The temptation to turn Mr Knightley into a conventional romantic lead is hard to resist, but adapters who succumb fatally diminish the book's moral force.
Criticising the current BBC series feels like clubbing an invalid who is recovering from assault and battery. BBC documentaries remain as shallow as they have been for years, but the drama department is showing encouraging signs of emerging from the asinine populism Greg Dyke inflicted on the corporation. Before I go any further, I must therefore say in kindness that Emma is well made and beautifully acted. Romola Garai's eyes widen with delight as her mind hits on a matchmaking project. Jonny Lee Miller (Mr Knightley) gives a star-quality performance. And any supporting cast that includes Michael Gambon will always be worth watching. And yet, the best actors in the world could not save this production. Kate Harwood, controller of BBC serials, announced that she did not want "stuffy period characters" but a fresh, modern Austen. "The casting of Romola and Jonny is an absolute joy," she purred, because of the "tremendous chemistry" between them.
Indeed there is. So much chemistry, in fact, I was surprised they did not spontaneously combust.
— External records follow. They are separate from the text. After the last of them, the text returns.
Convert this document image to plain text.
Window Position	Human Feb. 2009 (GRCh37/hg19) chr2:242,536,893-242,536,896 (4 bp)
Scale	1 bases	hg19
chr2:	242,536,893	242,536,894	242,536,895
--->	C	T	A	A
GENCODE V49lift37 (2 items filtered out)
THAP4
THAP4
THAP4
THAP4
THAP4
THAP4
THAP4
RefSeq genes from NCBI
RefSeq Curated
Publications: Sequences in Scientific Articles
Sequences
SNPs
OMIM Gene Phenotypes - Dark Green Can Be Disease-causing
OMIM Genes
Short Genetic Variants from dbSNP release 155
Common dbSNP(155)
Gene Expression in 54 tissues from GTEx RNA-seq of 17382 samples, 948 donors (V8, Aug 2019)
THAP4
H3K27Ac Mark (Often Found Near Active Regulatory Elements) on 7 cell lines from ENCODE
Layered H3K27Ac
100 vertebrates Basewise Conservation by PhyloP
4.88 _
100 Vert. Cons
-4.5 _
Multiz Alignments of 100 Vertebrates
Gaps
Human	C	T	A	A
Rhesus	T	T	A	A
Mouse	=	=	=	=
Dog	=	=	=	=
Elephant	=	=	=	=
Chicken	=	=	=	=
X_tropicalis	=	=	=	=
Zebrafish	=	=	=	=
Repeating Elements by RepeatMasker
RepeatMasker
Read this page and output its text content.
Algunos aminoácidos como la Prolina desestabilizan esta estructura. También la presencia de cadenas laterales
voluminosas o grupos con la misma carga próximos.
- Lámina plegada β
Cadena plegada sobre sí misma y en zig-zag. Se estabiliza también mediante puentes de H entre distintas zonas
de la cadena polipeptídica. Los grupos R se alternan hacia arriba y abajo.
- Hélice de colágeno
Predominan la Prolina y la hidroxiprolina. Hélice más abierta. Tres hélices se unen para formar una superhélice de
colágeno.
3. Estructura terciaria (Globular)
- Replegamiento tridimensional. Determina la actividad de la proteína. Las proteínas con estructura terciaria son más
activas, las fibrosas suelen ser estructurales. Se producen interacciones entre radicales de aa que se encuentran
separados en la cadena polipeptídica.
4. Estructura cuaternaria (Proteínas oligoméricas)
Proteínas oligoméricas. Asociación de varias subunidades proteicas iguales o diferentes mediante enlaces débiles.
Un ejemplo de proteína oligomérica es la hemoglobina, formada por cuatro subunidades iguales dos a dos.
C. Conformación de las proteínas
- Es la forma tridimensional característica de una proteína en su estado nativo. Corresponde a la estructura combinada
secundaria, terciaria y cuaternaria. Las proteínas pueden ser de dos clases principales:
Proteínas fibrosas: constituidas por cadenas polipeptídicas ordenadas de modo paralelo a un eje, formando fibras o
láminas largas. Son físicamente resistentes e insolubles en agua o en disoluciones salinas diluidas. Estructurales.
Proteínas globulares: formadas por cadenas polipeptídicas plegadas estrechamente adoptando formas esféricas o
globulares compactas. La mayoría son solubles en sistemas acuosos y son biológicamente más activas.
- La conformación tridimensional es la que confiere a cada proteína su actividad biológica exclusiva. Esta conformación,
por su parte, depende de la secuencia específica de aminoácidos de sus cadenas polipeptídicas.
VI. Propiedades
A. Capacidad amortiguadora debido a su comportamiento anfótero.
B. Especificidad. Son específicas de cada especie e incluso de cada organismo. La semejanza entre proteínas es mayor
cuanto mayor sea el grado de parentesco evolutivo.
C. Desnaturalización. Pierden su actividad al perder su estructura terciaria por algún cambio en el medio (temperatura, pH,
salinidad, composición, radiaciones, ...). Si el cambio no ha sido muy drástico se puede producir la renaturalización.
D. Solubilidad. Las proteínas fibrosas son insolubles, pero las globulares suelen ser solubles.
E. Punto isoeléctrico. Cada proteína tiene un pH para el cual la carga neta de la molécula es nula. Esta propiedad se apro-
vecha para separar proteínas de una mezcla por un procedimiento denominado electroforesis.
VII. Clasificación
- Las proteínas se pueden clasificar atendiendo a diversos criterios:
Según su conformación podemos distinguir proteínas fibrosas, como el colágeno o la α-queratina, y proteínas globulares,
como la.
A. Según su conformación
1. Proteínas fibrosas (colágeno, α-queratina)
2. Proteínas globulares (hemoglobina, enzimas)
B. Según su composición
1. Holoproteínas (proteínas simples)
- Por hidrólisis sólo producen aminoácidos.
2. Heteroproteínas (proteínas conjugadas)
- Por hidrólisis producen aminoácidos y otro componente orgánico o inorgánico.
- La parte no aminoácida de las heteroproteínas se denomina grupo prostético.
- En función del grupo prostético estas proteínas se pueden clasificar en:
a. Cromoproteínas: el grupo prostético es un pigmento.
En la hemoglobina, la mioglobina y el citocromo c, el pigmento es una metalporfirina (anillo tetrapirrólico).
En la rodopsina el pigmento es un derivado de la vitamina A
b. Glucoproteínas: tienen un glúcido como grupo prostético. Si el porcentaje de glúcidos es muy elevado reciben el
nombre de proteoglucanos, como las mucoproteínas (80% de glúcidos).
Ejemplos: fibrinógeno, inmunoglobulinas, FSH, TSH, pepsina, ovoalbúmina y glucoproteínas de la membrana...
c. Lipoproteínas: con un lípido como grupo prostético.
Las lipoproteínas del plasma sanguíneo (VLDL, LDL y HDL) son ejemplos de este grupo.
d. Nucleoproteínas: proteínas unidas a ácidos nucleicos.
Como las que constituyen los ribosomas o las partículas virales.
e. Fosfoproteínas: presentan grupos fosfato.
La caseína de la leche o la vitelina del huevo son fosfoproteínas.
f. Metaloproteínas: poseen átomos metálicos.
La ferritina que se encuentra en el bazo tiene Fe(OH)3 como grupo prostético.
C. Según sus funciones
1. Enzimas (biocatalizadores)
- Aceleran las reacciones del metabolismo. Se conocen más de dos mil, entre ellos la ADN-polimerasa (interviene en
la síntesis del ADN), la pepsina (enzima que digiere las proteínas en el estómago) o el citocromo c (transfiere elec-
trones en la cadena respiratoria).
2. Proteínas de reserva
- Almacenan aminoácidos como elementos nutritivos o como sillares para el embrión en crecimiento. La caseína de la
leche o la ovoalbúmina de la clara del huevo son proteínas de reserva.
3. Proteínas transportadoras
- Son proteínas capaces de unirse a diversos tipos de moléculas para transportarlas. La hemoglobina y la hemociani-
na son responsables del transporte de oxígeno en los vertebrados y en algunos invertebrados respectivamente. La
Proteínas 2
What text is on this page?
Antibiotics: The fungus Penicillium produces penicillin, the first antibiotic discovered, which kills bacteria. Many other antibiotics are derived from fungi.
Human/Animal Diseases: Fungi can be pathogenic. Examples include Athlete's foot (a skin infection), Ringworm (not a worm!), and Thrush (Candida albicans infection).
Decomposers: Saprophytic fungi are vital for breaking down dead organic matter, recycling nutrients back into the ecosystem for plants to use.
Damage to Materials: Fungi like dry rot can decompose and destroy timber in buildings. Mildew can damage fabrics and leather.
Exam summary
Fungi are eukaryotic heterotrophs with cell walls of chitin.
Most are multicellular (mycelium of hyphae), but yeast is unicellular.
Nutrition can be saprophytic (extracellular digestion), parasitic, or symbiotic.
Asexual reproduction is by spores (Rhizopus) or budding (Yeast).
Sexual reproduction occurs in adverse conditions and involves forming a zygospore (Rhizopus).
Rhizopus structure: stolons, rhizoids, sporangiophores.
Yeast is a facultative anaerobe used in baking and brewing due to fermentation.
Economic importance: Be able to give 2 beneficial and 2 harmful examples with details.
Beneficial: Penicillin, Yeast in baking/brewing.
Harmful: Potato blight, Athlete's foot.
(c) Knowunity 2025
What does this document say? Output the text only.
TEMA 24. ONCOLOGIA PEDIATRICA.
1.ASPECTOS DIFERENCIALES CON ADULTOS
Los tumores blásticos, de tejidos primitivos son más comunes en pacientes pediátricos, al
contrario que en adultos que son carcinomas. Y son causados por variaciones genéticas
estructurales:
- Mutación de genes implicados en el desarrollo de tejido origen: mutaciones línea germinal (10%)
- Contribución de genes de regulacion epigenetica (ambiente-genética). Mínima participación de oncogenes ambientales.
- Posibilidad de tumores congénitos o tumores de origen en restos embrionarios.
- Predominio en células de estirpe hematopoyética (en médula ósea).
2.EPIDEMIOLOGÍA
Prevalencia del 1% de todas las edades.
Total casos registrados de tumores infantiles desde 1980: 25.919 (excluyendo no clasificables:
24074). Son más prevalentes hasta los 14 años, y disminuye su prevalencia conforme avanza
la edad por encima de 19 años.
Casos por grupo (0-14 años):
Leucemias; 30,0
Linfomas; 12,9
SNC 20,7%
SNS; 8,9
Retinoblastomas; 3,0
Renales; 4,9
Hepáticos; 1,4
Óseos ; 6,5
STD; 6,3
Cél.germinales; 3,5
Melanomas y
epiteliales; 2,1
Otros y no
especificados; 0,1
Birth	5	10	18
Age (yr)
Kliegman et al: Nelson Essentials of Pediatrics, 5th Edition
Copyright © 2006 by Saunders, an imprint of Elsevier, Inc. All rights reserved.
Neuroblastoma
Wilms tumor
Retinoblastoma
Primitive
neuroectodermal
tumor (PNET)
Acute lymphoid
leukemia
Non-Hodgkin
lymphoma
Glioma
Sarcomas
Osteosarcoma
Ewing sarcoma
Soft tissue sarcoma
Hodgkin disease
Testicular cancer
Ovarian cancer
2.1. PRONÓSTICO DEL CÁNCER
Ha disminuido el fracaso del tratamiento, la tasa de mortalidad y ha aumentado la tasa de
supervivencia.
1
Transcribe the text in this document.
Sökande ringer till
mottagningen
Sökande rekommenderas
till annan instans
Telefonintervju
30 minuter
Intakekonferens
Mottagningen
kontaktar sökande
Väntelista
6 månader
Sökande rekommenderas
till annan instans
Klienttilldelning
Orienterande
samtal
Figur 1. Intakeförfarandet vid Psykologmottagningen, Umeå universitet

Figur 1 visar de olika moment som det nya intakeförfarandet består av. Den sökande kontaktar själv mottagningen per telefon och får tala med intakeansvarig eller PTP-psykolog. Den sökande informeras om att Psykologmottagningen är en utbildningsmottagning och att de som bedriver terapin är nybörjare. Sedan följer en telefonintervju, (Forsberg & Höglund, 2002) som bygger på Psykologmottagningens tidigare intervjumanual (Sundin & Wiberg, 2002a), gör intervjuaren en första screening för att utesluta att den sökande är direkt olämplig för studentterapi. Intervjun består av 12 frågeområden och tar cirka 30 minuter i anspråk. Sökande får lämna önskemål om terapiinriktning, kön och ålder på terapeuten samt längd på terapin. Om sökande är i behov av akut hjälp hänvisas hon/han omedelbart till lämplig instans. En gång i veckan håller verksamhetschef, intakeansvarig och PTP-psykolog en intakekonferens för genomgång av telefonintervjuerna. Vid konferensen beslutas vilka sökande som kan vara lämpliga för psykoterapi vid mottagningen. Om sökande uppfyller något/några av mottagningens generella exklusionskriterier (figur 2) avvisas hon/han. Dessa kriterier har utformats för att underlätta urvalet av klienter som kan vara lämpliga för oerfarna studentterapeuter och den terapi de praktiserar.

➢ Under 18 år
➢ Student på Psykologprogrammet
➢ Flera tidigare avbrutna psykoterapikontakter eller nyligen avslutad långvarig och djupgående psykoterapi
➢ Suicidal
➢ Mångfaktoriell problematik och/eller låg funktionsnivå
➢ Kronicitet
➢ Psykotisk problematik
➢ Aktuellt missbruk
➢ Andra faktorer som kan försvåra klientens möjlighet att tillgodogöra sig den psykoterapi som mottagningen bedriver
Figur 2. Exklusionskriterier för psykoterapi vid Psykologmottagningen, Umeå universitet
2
In an opening scene, Mr Knightley upbraids Emma, and she turns to face him with a glittering come-hither smile on her face. By the end of the second, she is showing visible signs of jealousy at the thought he may be in love with someone else.
The viewer cannot blame her because Jonny Lee Miller does not look almost twice her age or even five years older than she. He is just as attractive as the dangerously seductive Frank Churchill whom Austen dangles
before Emma — and much, much richer. Far from being the culmination of a search for self-knowledge, Emma and Knightley's marriage feels inevitable from the start — two young, beautiful moneyed people shack up, what could be more natural? The BBC may be pleasing modern tastes, but by removing the stuffy period characters and promoting sexual chemistry, Harwood has not produced a fresh adaptation, but a lifeless drama, with the tension drained out of it.
Before he died, Dennis Potter told how delighted he was when Hollywood bought his Pennies from Heaven. The producers flew him to a luxurious apartment and asked him to write a new screenplay. They took it from him and said they needed a rewrite. Potter complained, so they gave him more money. The rewritten script was rewritten again and again, and every time the producers gave Potter more money. They then tested the finished film with trial audiences who did not like it, so the producers cut it before general release. By the end, Potter was considerably wealthier, but the Hollywood version of Pennies from Heaven bore no relation to his story.
Potter was baffled. Why had the studio bosses bought his drama in the first place if they did not want it? The same question haunts the latest Emma. If the BBC thinks Austen too stuffy, why bother to adapt her charming but surprisingly tough novel?